For any non-white/non-European country, what is its state of economic development and political chaos? If it is fine, ignore it, it's not part of your data set. If there are problems, go back x years. Have you found any involvement by white, Europeans who might, by any stretch, be called "colonialists?" If yes, blame them, and "colonialism." If no, go back x more years. Lather, rinse, repeat until you find white Europeans. If you have to go back centuries, do that. Then STOP. However far you have to go back, that's how far you go back, because any and all problems in a non-white, non-European country must be blamed on white, European colonialism, no matter how many centuries you have to go back to construct that argument.
Even within a country, apply the same method.
If you have any commitment to the scientific method, or even just not being a snotty, little child, you reject the entire enterprise, but alas, much of academia, many of our youths, and much of the world are committed to this lunacy.

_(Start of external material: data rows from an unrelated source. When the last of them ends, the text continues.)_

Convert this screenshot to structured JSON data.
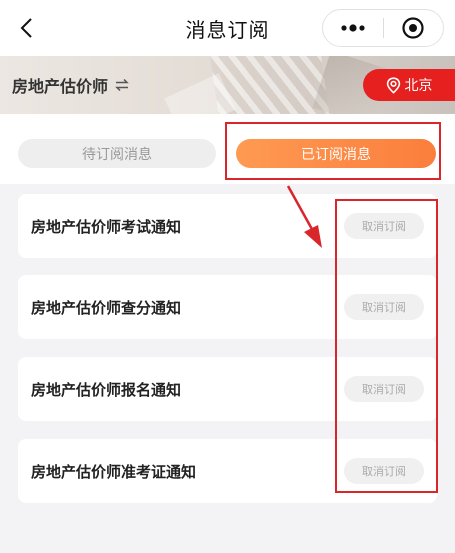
{
  "navbar": {
    "back_icon": "chevron-left-icon",
    "title": "消息订阅",
    "more_icon": "more-dots-icon",
    "close_icon": "record-target-icon"
  },
  "header": {
    "category": "房地产估价师",
    "switch_icon": "swap-arrows-icon",
    "location_icon": "location-pin-icon",
    "city": "北京"
  },
  "tabs": [
    {
      "label": "待订阅消息",
      "active": false
    },
    {
      "label": "已订阅消息",
      "active": true
    }
  ],
  "subscriptions": [
    {
      "title": "房地产估价师考试通知",
      "action": "取消订阅"
    },
    {
      "title": "房地产估价师查分通知",
      "action": "取消订阅"
    },
    {
      "title": "房地产估价师报名通知",
      "action": "取消订阅"
    },
    {
      "title": "房地产估价师准考证通知",
      "action": "取消订阅"
    }
  ],
  "colors": {
    "accent_orange": "#fb7e3d",
    "city_red": "#e5201f",
    "annotation_red": "#d9262b"
  }
}
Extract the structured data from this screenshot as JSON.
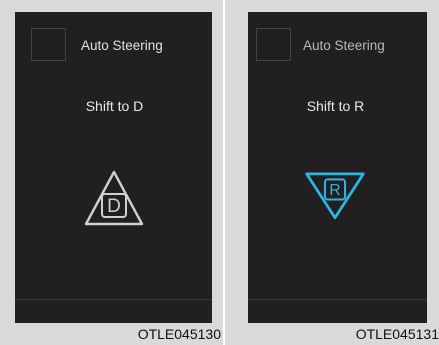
{
  "panels": [
    {
      "title": "Auto Steering",
      "message": "Shift to D",
      "gear": "D",
      "gear_icon": "triangle-up-icon",
      "gear_color": "#d0d0d0",
      "caption": "OTLE045130"
    },
    {
      "title": "Auto Steering",
      "message": "Shift to R",
      "gear": "R",
      "gear_icon": "triangle-down-icon",
      "gear_color": "#2fb5e4",
      "caption": "OTLE045131"
    }
  ],
  "colors": {
    "screen_background": "#211f20",
    "page_background": "#d9d9d9"
  }
}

And yet, culture is the very definition of "endogenous." You are not just a part of your culture, you create it by being. We, here, are a part of and creators of our culture, or subculture, or however we calculate it. America is culturally diverse, with all that that implies. Most countries are not, and as basic, empirical points, a) America is fucking awesome, and b) most of those non-diverse countries are shitty places to live with shitty economies, repressive governments and repressive cultures, which strikes me as potentially interconnected.
To quote Trey and Matt again, "America, fuck yeah."

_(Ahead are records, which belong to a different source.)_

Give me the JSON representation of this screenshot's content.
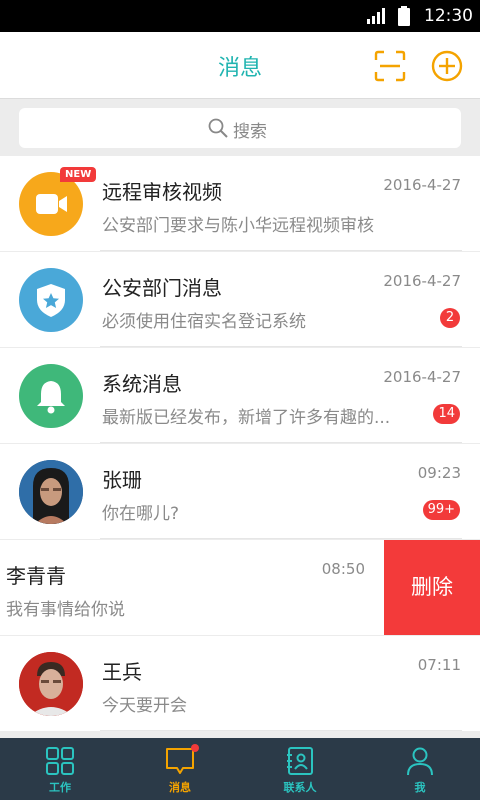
{
  "status_bar": {
    "time": "12:30"
  },
  "header": {
    "title": "消息"
  },
  "search": {
    "placeholder": "搜索"
  },
  "conversations": [
    {
      "name": "远程审核视频",
      "preview": "公安部门要求与陈小华远程视频审核",
      "date": "2016-4-27",
      "tag": "NEW",
      "avatar_icon": "video-camera-icon",
      "avatar_color": "#f7a81b"
    },
    {
      "name": "公安部门消息",
      "preview": "必须使用住宿实名登记系统",
      "date": "2016-4-27",
      "badge": "2",
      "avatar_icon": "police-shield-icon",
      "avatar_color": "#4aa8d8"
    },
    {
      "name": "系统消息",
      "preview": "最新版已经发布，新增了许多有趣的...",
      "date": "2016-4-27",
      "badge": "14",
      "avatar_icon": "bell-icon",
      "avatar_color": "#3fb87a"
    },
    {
      "name": "张珊",
      "preview": "你在哪儿?",
      "date": "09:23",
      "badge": "99+",
      "avatar_icon": "user-photo",
      "avatar_color": "#3a5f86"
    },
    {
      "name": "李青青",
      "preview": "我有事情给你说",
      "date": "08:50",
      "delete_label": "删除"
    },
    {
      "name": "王兵",
      "preview": "今天要开会",
      "date": "07:11",
      "avatar_icon": "user-photo",
      "avatar_color": "#c22a22"
    }
  ],
  "tabs": [
    {
      "label": "工作",
      "icon": "grid-icon",
      "active": false
    },
    {
      "label": "消息",
      "icon": "message-icon",
      "active": true
    },
    {
      "label": "联系人",
      "icon": "contacts-icon",
      "active": false
    },
    {
      "label": "我",
      "icon": "person-icon",
      "active": false
    }
  ],
  "colors": {
    "accent": "#20b4b0",
    "active_tab": "#f4a300",
    "badge": "#f23a3a",
    "tabbar_bg": "#2b3a48"
  }
}
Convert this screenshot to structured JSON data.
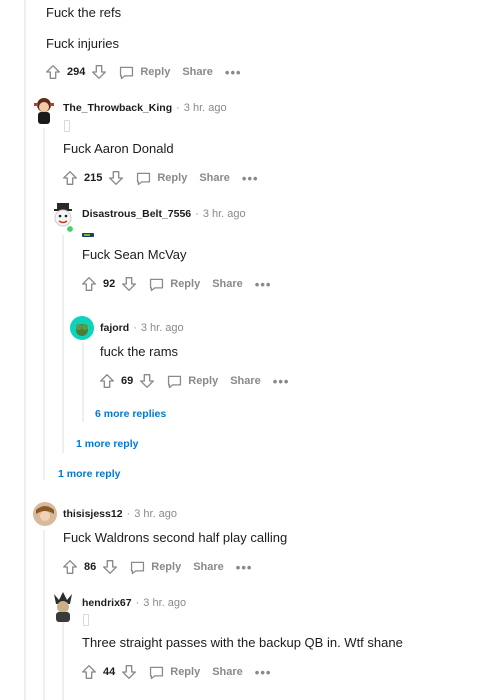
{
  "top_comment": {
    "lines": [
      "Fuck the refs",
      "Fuck injuries"
    ],
    "votes": "294",
    "reply_label": "Reply",
    "share_label": "Share",
    "more_label": "•••"
  },
  "comments": [
    {
      "username": "The_Throwback_King",
      "time": "3 hr. ago",
      "text": "Fuck Aaron Donald",
      "votes": "215"
    },
    {
      "username": "Disastrous_Belt_7556",
      "time": "3 hr. ago",
      "text": "Fuck Sean McVay",
      "votes": "92"
    },
    {
      "username": "fajord",
      "time": "3 hr. ago",
      "text": "fuck the rams",
      "votes": "69"
    },
    {
      "username": "thisisjess12",
      "time": "3 hr. ago",
      "text": "Fuck Waldrons second half play calling",
      "votes": "86"
    },
    {
      "username": "hendrix67",
      "time": "3 hr. ago",
      "text": "Three straight passes with the backup QB in. Wtf shane",
      "votes": "44"
    }
  ],
  "labels": {
    "reply": "Reply",
    "share": "Share",
    "more": "•••",
    "separator": "·"
  },
  "more_replies": {
    "six": "6 more replies",
    "one_inner": "1 more reply",
    "one_outer": "1 more reply"
  },
  "colors": {
    "link_blue": "#0079d3",
    "meta_gray": "#878a8c",
    "thread_line": "#edeff1",
    "online_green": "#46d160",
    "fajord_avatar": "#0dd3bb"
  }
}
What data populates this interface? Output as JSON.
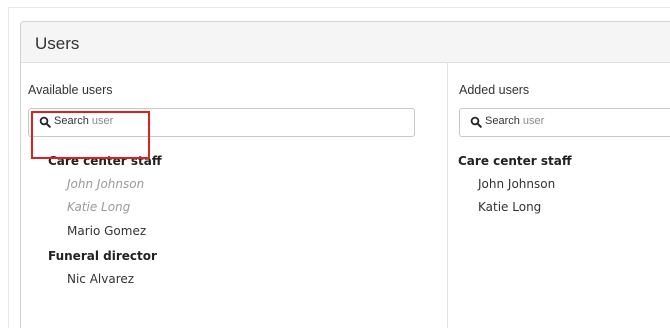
{
  "panel": {
    "title": "Users"
  },
  "available": {
    "label": "Available users",
    "search": {
      "prefix": "Search",
      "placeholder": "user"
    },
    "groups": [
      {
        "heading": "Care center staff",
        "users": [
          {
            "name": "John Johnson",
            "state": "disabled"
          },
          {
            "name": "Katie Long",
            "state": "disabled"
          },
          {
            "name": "Mario Gomez",
            "state": "normal"
          }
        ]
      },
      {
        "heading": "Funeral director",
        "users": [
          {
            "name": "Nic Alvarez",
            "state": "normal"
          }
        ]
      }
    ]
  },
  "added": {
    "label": "Added users",
    "search": {
      "prefix": "Search",
      "placeholder": "user"
    },
    "groups": [
      {
        "heading": "Care center staff",
        "users": [
          {
            "name": "John Johnson",
            "state": "normal"
          },
          {
            "name": "Katie Long",
            "state": "normal"
          }
        ]
      }
    ]
  },
  "colors": {
    "highlight": "#e02020",
    "disabled_text": "#9a9a9a"
  }
}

Is there something wrong with the cultures?
I'm gonna say that the data seem suggestive. Yet, it is your choice to act according to your culture. The more culturally homogenous your country is, the more pressure there is to behave according to cultural norms, but some of those norms, and indeed the laws that follow from them, are deeply destructive, or at least inhibiting to progress.
The Enlightenment worked, and works. A lot of systems don't.
Maybe it isn't postcolonial legacies of roshambo, but toxic, inhibiting and destructive cultures that take away the agency within those countries.
And that is saddening. Yet it is also not a problem that I can solve, nor you.
What is more distressing is when that madness is turned outward.
The opportunities provided by this country are awe-inspiring, and the fact that they persist even amid whirling shitstorms of political chaos demonstrates the brilliance of a design that has endured. I hope it continues to endure, amid the greatest challenges it has faced since the mid-19th Century. A Civil War is not going to happen, but there are real challenges, amid which you still have agency, which is my very point. Amid all of the lunacy, that is the point.
Around the world, the biggest problems remain those that we could solve, were we so inclined. Water sanitation. Malaria. These are economically solvable by charity-minded people with the money. Alas, an insufficient number care. The world, though, is being bitten in the ass by Samuel Huntington's ghost, within which is still the observation that you make choices, we make choices, everyone makes choices, and the flip side of agency is responsibility.
Some cultures do not work, cannot work, and will never work, and the postmodern, anti-scientific ideology of postcolonialism is a selective refusal to grapple with the implications of these observations. Adherents to destructive belief systems by definition destroy, including themselves.
Instead, build.
Dave Alvin, "Out of Control," live. Dave is about as good as it gets for straight-up rock & roll.